Recommended carton grades

It is important that you choose a carton that's strong enough for your item. The strength of a cardboard carton is usually printed on it.

Weight of contents Grade of Carton
Average Load High Density Load*
Up to 5kg 111B 212C
5kg-10kg 212B or 212C 313B
10kg-15kg 313B 313C
15kg-20kg 313C or 623B 2112CB (double wall)

* Items exceeding 250kg per cubic metre (250kg/m3) e.g. hardware or auto parts.

Most cardboard cartons are single wall and are available in varying strengths. Heavy, large, or especially valuable items should be packed into heavy duty double wall board for extra protection.

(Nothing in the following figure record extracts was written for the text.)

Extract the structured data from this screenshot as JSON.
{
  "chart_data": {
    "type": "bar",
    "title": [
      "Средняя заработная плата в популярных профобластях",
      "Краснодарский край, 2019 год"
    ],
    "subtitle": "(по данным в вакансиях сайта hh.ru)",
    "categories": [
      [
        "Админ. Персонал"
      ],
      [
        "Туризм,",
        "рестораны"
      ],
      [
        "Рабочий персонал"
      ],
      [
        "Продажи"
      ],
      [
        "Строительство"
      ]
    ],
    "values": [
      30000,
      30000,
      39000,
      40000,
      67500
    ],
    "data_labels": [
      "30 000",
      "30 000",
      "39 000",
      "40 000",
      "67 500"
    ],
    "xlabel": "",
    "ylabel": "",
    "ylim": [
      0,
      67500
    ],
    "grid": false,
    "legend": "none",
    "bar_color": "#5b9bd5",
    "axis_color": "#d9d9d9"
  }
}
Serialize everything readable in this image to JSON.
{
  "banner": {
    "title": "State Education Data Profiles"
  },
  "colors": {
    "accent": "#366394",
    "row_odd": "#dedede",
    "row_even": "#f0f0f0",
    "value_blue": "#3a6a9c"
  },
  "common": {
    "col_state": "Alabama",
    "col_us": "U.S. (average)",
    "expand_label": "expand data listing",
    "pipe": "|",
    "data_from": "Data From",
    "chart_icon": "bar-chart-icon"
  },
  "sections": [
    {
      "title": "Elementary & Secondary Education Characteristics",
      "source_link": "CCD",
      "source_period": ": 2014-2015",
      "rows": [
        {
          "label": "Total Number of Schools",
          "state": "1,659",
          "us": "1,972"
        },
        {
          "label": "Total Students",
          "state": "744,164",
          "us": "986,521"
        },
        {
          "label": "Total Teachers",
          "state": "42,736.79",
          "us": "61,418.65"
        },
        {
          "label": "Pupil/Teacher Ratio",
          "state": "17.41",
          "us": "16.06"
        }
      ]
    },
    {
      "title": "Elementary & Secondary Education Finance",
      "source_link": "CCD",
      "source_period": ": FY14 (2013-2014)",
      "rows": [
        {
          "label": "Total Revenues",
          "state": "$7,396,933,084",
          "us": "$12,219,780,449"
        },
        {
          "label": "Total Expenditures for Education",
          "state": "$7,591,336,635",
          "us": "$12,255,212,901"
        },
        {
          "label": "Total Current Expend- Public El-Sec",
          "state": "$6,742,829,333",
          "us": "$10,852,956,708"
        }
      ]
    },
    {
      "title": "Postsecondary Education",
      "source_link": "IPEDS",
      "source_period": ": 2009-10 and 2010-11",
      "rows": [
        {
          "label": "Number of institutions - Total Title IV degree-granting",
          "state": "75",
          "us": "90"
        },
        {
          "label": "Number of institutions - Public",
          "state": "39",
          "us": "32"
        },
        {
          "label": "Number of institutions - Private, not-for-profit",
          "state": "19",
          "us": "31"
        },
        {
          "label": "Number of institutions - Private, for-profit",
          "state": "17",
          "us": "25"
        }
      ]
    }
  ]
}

Making a single wall carton double strength

  1. Take two cartons of similar size. Cut off flaps. Pack contents in smaller carton.
  2. Invert larger carton and slide over the smaller carton.
  3. Seal parcel

Reducing the size of a carton

  1. Mark desired height of carton (line A).
  2. Determine size of top flaps and mark a second line (B).
  3. Split all corners of box to line A.
  4. Cut along line B.
  5. Fold along line A.

Sealing parcels

Seal your parcel with strong, self-adhesive tape. Choose a tape that's at least 38mm wide. It's best to use parcel tape rather than a standard household or stationery adhesive tape. Apply the tape along the lengths of the flaps and along the ends to seal the openings of the carton. Never use metal staples.

For large and/or heavy parcels we recommend you use plastic strapping or binding as well as tape. The strapping should be applied twice from end to end and twice from side to side. The binding should be tight enough to remain in position throughout delivery of the parcel, but should not cut into the edges of the carton. Strap your parcels individually, not together.